Javanese

Javanese - schlanke, gesprächige Katze mit seidigem Fell

Die Javanese ist eine schlanke, auffallend gesprächige Katze mit halblangem, seidig glänzendem Fell ohne dichte Unterwolle. Sie stammt von der Balinese ab und teilt damit den schlanken, orientalischen Körperbau der Siamkatze, wurde aber in Farben und Zeichnungen gezüchtet, die bei diesen beiden Rassen nicht zugelassen sind, etwa Rot, Creme, Tabby/Lynx-Point und Tortie-Point. Wer sich eine Javanese ins Haus holt, bekommt eine Katze, die aktiv am Familienleben teilnimmt: Sie folgt von Raum zu Raum, kommentiert lautstark, was geschieht, und sucht bewusst Körperkontakt. Das macht sie besonders geeignet für Menschen, die viel zu Hause sind und eine enge Bindung zu ihrer Katze suchen, und weniger geeignet für alle, die vor allem Ruhe und Unabhängigkeit schätzen. Der wichtigste Punkt ist dabei nicht die Fellpflege - die ist überschaubar -, sondern der soziale Bedarf: Eine Javanese, die zu oft allein bleibt, kann gestresstes oder unruhiges Verhalten zeigen.

Steckbrief

  • Offizieller Name: Javanese (auch: Javanese-Katze)
  • Synonyme: Farbpunkt-Balinese. Achtung: In manchen europäischen Ländern wird der Name "Javanese" auch für die Orientalisch Langhaar verwendet, eine andere Rasse mit ähnlichem Körperbau, aber ohne Colourpoint-Zeichnung. Prüfen Sie im Zweifel die genaue Stammbaum-Eintragung.
  • Herkunft: Vereinigte Staaten (Nordamerika), 1970er-Jahre
  • Anerkennungsstatus: von der CFA seit 1979 als eigenständige Rasse anerkannt; von TICA mit der Balinese unter einem gemeinsamen Rassenamen zusammengefasst; die Einordnung bei FIFe- und WCF-Verbänden unterscheidet sich je nach Land - erkundigen Sie sich beim ausstellenden Verband nach dem genauen Status
  • Felltyp: halblang, fein und seidig, ohne dichte Unterwolle
  • Gewicht: richtwertig 2,5-4,5 kg (kein offizieller Gewichtsstandard, entscheidend ist der orientalische Körperbau, nicht das Gewicht)
  • Lebenserwartung: richtwertig 12-16 Jahre
  • Farben und Zeichnungen: alle Colourpoint-Varianten außer den vier klassischen Siam-Farben Seal, Chocolate, Blue und Lilac - also unter anderem Rot, Creme, Tortie-Point und Tabby/Lynx-Point, stets mit blauen Augen
  • Aktivitätsniveau: hoch
  • Pflegeaufwand: gering bis mittel - keine Unterwolle, geringe Verfilzungsneigung
  • Wohnungskatze oder Freigang: eher reine Wohnungskatze, auch wegen des dünnen Fells und der starken Menschenbezogenheit
  • Alleinbleiben: mäßig geeignet - keine Katze für lange, dauerhafte Einsamkeit
  • Eignung für Einsteiger: mittel - die Pflege ist unkompliziert, der soziale Zeitaufwand aber hoch

Schneller Eignungscheck

Passt möglicherweise, wenn du:

  • tagsüber und abends regelmäßig zu Hause bist oder eine zweite Katze bzw. einen Hund als Gesellschaft hast;
  • eine Katze magst, die deutlich zeigt, was sie will - auch lautstark;
  • bewussten Körperkontakt und Interaktion schätzt, statt einer zurückgezogenen Katze;
  • mit halblangem, seidigem Fell und wöchentlichem Kämmen gut zurechtkommst;
  • Platz und Klettermöglichkeiten für eine körperlich aktive Katze bieten kannst.

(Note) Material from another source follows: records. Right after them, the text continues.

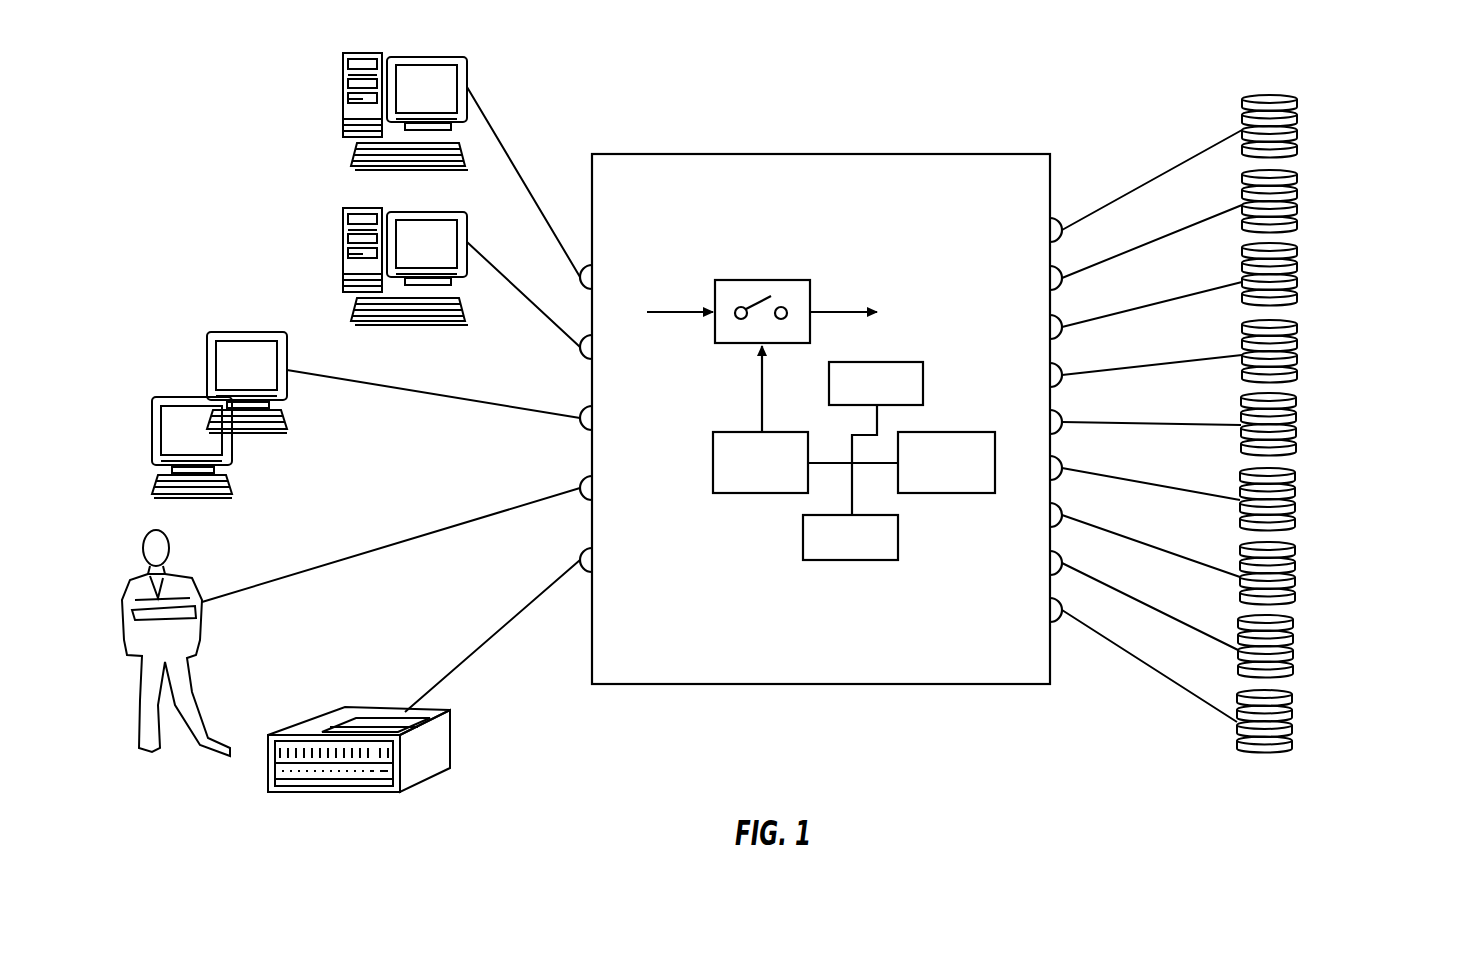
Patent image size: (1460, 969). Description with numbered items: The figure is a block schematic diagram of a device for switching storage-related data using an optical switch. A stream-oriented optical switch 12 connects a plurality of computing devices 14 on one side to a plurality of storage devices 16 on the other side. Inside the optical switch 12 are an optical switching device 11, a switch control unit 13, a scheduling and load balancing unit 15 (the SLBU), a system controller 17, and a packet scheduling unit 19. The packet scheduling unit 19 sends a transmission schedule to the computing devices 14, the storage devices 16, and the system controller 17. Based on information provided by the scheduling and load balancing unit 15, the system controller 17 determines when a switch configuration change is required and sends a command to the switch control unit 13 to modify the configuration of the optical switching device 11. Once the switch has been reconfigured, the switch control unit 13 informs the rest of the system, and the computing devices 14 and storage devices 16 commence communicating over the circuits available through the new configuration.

The optical switching device 11 is at (742, 280).
The stream-oriented optical switch 12 is at (858, 660).
The switch control unit 13 is at (742, 432).
The computing devices 14 is at (226, 114).
The scheduling and load balancing unit 15 is at (948, 432).
The storage devices 16 is at (1341, 121).
The system controller 17 is at (850, 560).
The packet scheduling unit 19 is at (879, 362).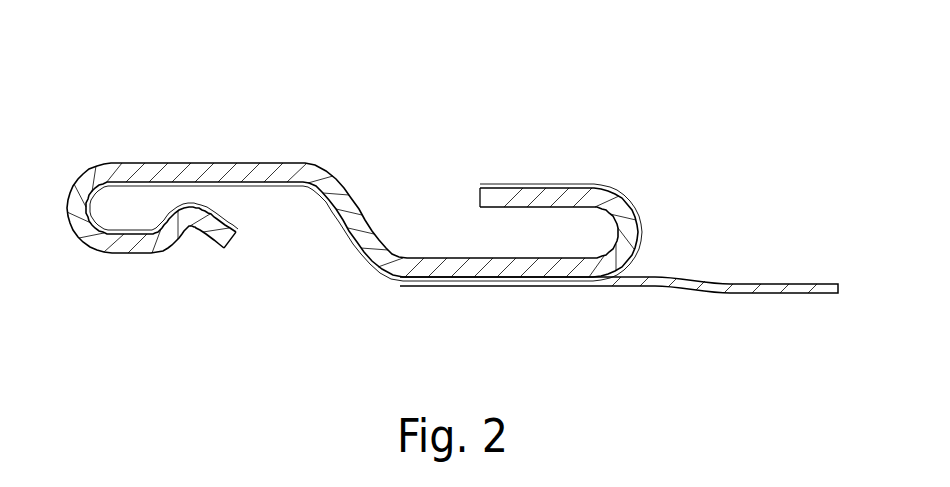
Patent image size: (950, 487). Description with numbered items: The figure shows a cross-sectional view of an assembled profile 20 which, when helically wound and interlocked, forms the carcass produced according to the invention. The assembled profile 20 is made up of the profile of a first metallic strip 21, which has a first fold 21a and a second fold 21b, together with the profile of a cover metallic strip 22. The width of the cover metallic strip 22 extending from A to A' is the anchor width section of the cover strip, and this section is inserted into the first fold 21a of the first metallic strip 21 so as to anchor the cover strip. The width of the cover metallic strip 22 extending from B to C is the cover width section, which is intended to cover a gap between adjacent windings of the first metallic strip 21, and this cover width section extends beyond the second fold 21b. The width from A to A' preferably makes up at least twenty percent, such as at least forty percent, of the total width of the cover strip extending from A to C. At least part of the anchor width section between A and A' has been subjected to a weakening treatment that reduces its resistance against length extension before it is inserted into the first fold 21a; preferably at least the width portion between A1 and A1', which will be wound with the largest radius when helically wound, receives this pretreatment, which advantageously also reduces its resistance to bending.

The assembled profile 20 is at (405, 127).
The first metallic strip 21 is at (598, 190).
The first fold 21a is at (102, 164).
The second fold 21b is at (550, 196).
The cover metallic strip 22 is at (782, 283).
The point A is at (262, 274).
The point A1 is at (141, 250).
The point A1' is at (313, 122).
The point A' is at (338, 313).
The point B is at (597, 285).
The point C is at (838, 296).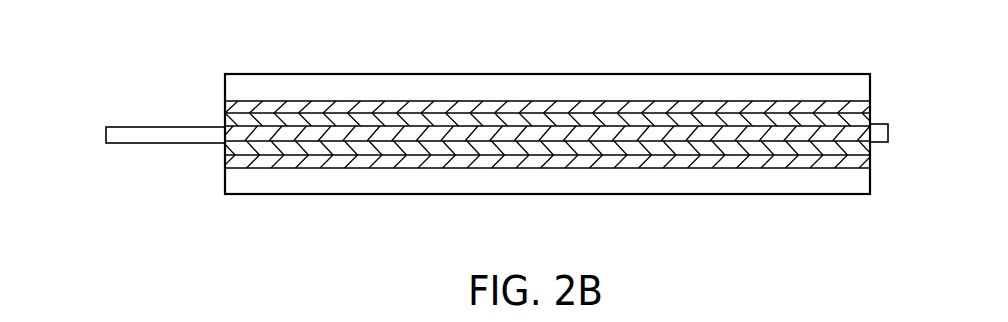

Passt wahrscheinlich nicht, wenn du:

  • den größten Teil des Tages und Abends außer Haus bist und eine eigenständige Katze suchst, die das gut verkraftet;
  • vor allem Ruhe und eine stille Wohnung schätzt;
  • eine Katze suchst, die sich kaum bemerkbar macht - die Javanese ist ausgesprochen stimmfreudig;
  • keine Zeit oder keinen Platz für tägliches, aktives Spiel hast;
  • eine Katze suchst, die kaum Aufmerksamkeit einfordert.

Name, Anerkennung und verwandte Rassen

Der Name "Javanese" verweist nicht auf eine Herkunft von der indonesischen Insel Java. Die Rasse entstand in Nordamerika aus Kreuzungen zwischen Siamkatzen, Colorpoint Kurzhaar und Balinesen. Balinese-Züchter erhielten dabei Kitten mit Colourpoint-Farben, die nach den damaligen CFA-Regeln nicht als Balinese eingetragen werden durften, da dieser Rasseverband ausschließlich die vier klassischen Siam-Farben zuließ. Als die CFA diese Kitten 1979 schließlich als eigenständige Rasse anerkannte, wählte der Verband den Namen der Nachbarinsel von Bali - Java - als Verweis auf die enge Verwandtschaft mit der Balinese, ohne dass dies etwas über eine tatsächliche geografische Herkunft aussagt.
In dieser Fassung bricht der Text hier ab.